FATIMA DAAS
LA PETITE PREMIÈRE
À 24 ans, Fatima Daas – c’est son nom d’emprunt – publie La Petite Dernière, un premier roman qui fait entendre une voix et une langue nouvelles : celles d’une jeune femme des quartiers populaires qui bataille avec son identité. Le tout sous l’égide de Virginie Despentes. Boum !
« Le monologue de Fatima Daas se construit par fragments. Comme si elle updatait Barthes et Mauriac pour Clichysous-Bois », dit d’elle Virginie Despentes. Forcément, une punchline comme celle-ci quand on débarque dans le cirque de la rentrée littéraire et qu’on est une jeune autrice que personne ne connaît (encore !), ça vous pose là. « Quand j’ai lu King Kong Théorie, ça a bouleversé ma vie. Virginie Despentes a fait une intervention dans mon master de création littéraire à Paris-VIII. J’ai parlé avec elle après, on a échangé des mails par la suite. Ça m’a bien aidée, bien troublée et permis de répondre à pas mal de questions. Donc, ça me met la pression, mais j’essaie de désacraliser et juste d’accueillir ça avec joie.
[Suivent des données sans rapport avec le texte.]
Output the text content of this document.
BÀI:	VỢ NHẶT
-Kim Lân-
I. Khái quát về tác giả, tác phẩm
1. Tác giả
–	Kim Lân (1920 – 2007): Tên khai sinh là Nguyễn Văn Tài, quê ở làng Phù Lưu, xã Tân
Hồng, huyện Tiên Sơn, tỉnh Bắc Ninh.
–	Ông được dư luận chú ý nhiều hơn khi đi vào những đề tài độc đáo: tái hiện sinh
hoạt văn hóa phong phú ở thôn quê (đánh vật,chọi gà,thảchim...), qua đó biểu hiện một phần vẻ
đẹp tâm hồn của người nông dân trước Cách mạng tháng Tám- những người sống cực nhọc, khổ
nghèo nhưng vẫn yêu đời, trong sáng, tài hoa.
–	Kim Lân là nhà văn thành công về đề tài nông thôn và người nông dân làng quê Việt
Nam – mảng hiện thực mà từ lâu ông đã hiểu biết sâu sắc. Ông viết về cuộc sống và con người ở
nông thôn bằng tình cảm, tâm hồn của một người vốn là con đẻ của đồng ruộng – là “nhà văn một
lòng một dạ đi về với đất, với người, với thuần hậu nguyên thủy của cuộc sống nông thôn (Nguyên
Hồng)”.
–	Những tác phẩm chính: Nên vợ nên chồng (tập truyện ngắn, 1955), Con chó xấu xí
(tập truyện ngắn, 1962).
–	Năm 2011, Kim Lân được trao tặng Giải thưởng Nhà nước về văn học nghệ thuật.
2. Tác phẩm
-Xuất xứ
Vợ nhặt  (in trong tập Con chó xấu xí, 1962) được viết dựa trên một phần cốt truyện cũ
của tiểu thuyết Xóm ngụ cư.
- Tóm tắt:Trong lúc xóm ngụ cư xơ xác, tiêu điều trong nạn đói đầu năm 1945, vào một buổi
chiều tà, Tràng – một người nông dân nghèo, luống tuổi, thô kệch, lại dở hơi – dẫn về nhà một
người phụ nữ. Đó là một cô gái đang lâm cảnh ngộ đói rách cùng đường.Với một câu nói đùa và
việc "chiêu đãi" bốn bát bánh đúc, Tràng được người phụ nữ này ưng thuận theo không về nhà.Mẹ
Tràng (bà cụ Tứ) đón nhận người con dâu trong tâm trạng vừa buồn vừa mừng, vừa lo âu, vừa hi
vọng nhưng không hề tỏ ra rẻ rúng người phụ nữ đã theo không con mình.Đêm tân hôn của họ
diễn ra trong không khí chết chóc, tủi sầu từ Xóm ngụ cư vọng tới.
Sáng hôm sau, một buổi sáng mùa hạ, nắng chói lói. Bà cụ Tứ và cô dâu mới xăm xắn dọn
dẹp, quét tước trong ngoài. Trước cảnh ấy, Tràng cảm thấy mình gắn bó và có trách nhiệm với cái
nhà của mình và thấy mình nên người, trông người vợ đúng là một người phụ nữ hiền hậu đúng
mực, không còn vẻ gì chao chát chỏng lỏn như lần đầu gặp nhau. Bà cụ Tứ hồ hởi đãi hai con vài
De savourer cette chance », raconte la jeune femme aux boucles brunes et bagues à chaque doigt.
Ce texte, La Petite Dernière, est une longue litanie, surgie comme un cri aussi vital que primal. La prière très moderne d’une jeune femme aux prises avec ses questionnements face à ses identités multiples : lesbienne, musulmane pratiquante et issue des quartiers populaires. Une autobiographie ? « J’ai signé ce texte avec un pseudo, et ce nom est aussi celui de la narratrice. Donc, on peut évidemment le penser. Je joue volontairement sur cette ambiguïté. Cette histoire me ressemble, elle ne m’est pas étrangère. Mais je n’ai pas essayé de raconter ma vie pour autant, car ça ne m’intéresse pas de raconter la “vérité”. Donc, on peut plutôt parler d’autofiction. Ce que j’ai tenté de faire, c’est surtout de la littérature. De travailler sur la complexité, le trouble, les silences, les non-dits. Quelque chose d’universel. La Petite Dernière pourrait tout aussi bien être le petit dernier d’une famille catholique traditionaliste », assure-t-elle avec une maturité bluffante. Il faut dire que Fatima Daas est entrée en écriture dès l’adolescence, a ensuite participé à des ateliers dans son lycée de Clichy-sousBois, animés par Tanguy Viel. L’écrivain et ses professeur·es n’ont pas tardé à déceler un certain talent.
Après avoir tenté de se lancer dans des études qui ne lui correspondaient pas, elle a fini par assumer son envie d’écrire et s’est inscrite en master de création littéraire. C’est lors de cette formation qu’est né ce texte, qu’elle a ensuite présenté lors de sa soutenance et que l’une des membres du jury (qui est aujourd’hui l’éditrice de Fatima Daas) a alors repéré. Elle ne s’y est pas trompée. Car ce texte, au-delà de l’émotion qu’il dégage, met en mots et en images, sans jamais tenter de théoriser, la notion même d’intersectionnalité : « Oui, la narratrice essaie de bricoler avec son homosexualité, sa religion, son milieu. Et pour moi, c’est ça le féminisme intersectionnel. Il te donne la possibilité d’être la personne que tu as envie d’être, de te sentir libre, sans avoir à faire de choix, à renoncer à l’une des facettes de ton identité. À un moment donné, la question est : quelle est la place que l’on te laisse et celle que tu décides de prendre », explique la jeune autrice. Fatima Daas a su prendre sa place. À nous, maintenant, de lui en faire une.
La Petite Dernière, de Fatima Daas. Les Éditions noir sur blanc/ Coll. Notabilia, 192 pages, 16 euros.